In 1986 Harris was made head photographer as the team was put together to launch a major newspaper. He played a key role in shaping the style of editorial photography that the paper was famous for, helping set new standards for press images and newspaper design, in dramatic images filling front and back pages. Among numerous awards, he was honoured as the What the Papers Say photographer of the year in 1990 for his work in eastern Europe recording the collapse of communism.

He worked as a freelance after being let go in 1999, and significant projects after that included a year spent photographing cemeteries across the world in 2006 for the Commonwealth War Graves Commission, which resulted in an display launched in London – where he gave a private viewing to Queen Elizabeth II and the Duke of Edinburgh – and a emotional book, Remembered.

Background and Beginnings

Harris was raised in eastern London, to Dorothy and Leonard Harris, an electrician who later assisted him build a darkroom in the garage. In the mid 1950s, the family moved farther east – and up in the world – to the Rise Park estate in Romford, Essex. Brian went to a local secondary modern school, acquiring practical skills in carpentry and metal crafting, before departing at 16.
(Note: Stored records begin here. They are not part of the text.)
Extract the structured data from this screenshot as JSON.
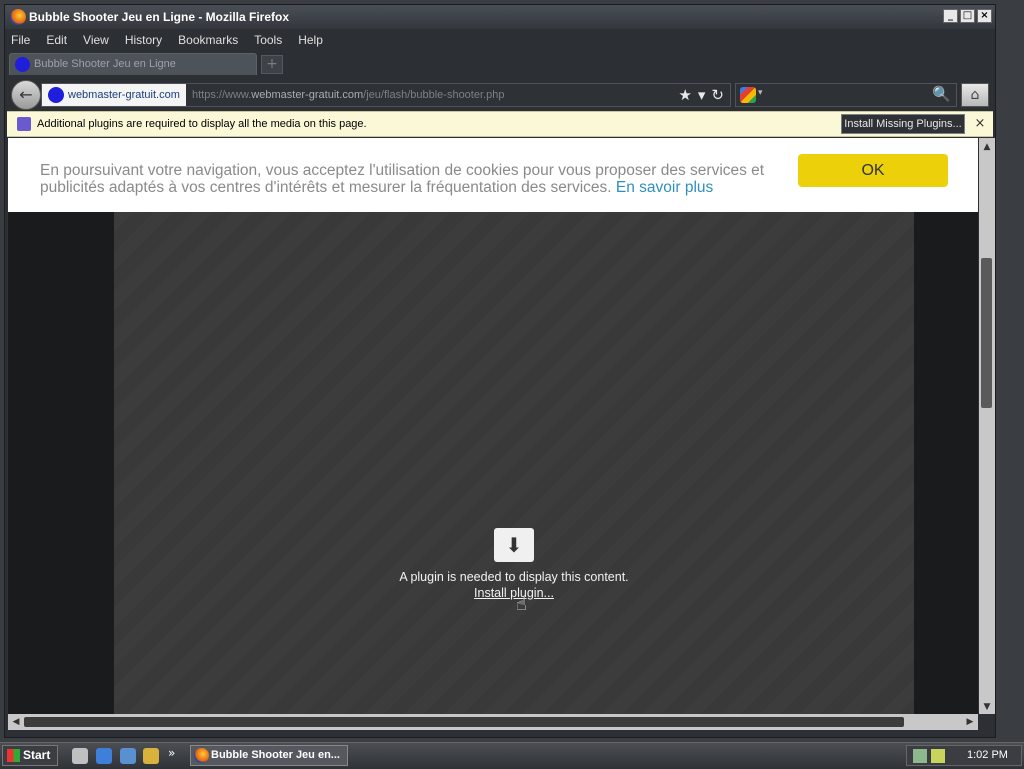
{
  "window": {
    "title": "Bubble Shooter Jeu en Ligne - Mozilla Firefox",
    "controls": {
      "minimize": "_",
      "maximize": "□",
      "close": "×"
    }
  },
  "menu": [
    "File",
    "Edit",
    "View",
    "History",
    "Bookmarks",
    "Tools",
    "Help"
  ],
  "tab": {
    "label": "Bubble Shooter Jeu en Ligne",
    "new_tab": "+"
  },
  "navbar": {
    "back": "←",
    "identity": "webmaster-gratuit.com",
    "url_prefix": "https://www.",
    "url_domain": "webmaster-gratuit.com",
    "url_path": "/jeu/flash/bubble-shooter.php",
    "star": "★",
    "dropdown": "▾",
    "reload": "↻",
    "search_drop": "▾",
    "search_icon": "🔍",
    "home": "⌂"
  },
  "notification": {
    "message": "Additional plugins are required to display all the media on this page.",
    "button": "Install Missing Plugins...",
    "close": "×"
  },
  "cookie": {
    "text": "En poursuivant votre navigation, vous acceptez l'utilisation de cookies pour vous proposer des services et publicités adaptés à vos centres d'intérêts et mesurer la fréquentation des services.",
    "more": "En savoir plus",
    "ok": "OK"
  },
  "plugin": {
    "icon": "⬇",
    "message": "A plugin is needed to display this content.",
    "link": "Install plugin..."
  },
  "scroll": {
    "up": "▲",
    "down": "▼",
    "left": "◀",
    "right": "▶"
  },
  "taskbar": {
    "start": "Start",
    "more": "»",
    "task": "Bubble Shooter Jeu en...",
    "clock": "1:02 PM"
  }
}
At a Fleet Street agency, he rose rapidly from delivery boy to photographer, and began his working life at east London local papers before moving on to major publications.

Peers and Legacy

Fellow photographers, often outpaced by him, recalled his work as astonishing. A colleague, who worked with him in the initial stages, described him as “a superb and fearless photographer”, an inspiration to a generation of young colleagues. Tim Dawson, a union representative, said he “transformed the possibilities of news photography during newspapers’ last golden age”.

Personal Life

In 2001 Harris made contact through a online service with Nikki, whom he had first met as a three-year-old in infant school, and they became inseparable partners through his remaining years. After receiving his terminal diagnosis, they went on a driving tour in Europe, sharing bright images of fine dining and good wine, and returning to important sites including Dresden and Ypres.

His final project, finished a few weeks before his death, was to donate his extensive collection of 55 years’ work to a long-term repository. Among his preferred archive images he commented on a very young Harris consuming large glasses of wine with the actor Helen Mirren: “What a blessed life I’ve had – no regrets and no ‘Must Do’s’”.

He was married twice, each union concluded with divorce.

He is survived by Nikki, his son Jacob, from his second marriage, Nikki’s daughter, Holly, and by his sister, Jan.

Brian Harris, photographer, entered the world 15 September 1952; passed away 4 October 2025

David Walker
David Walker

A tech journalist and digital strategist with over a decade of experience covering emerging technologies and their impact on society.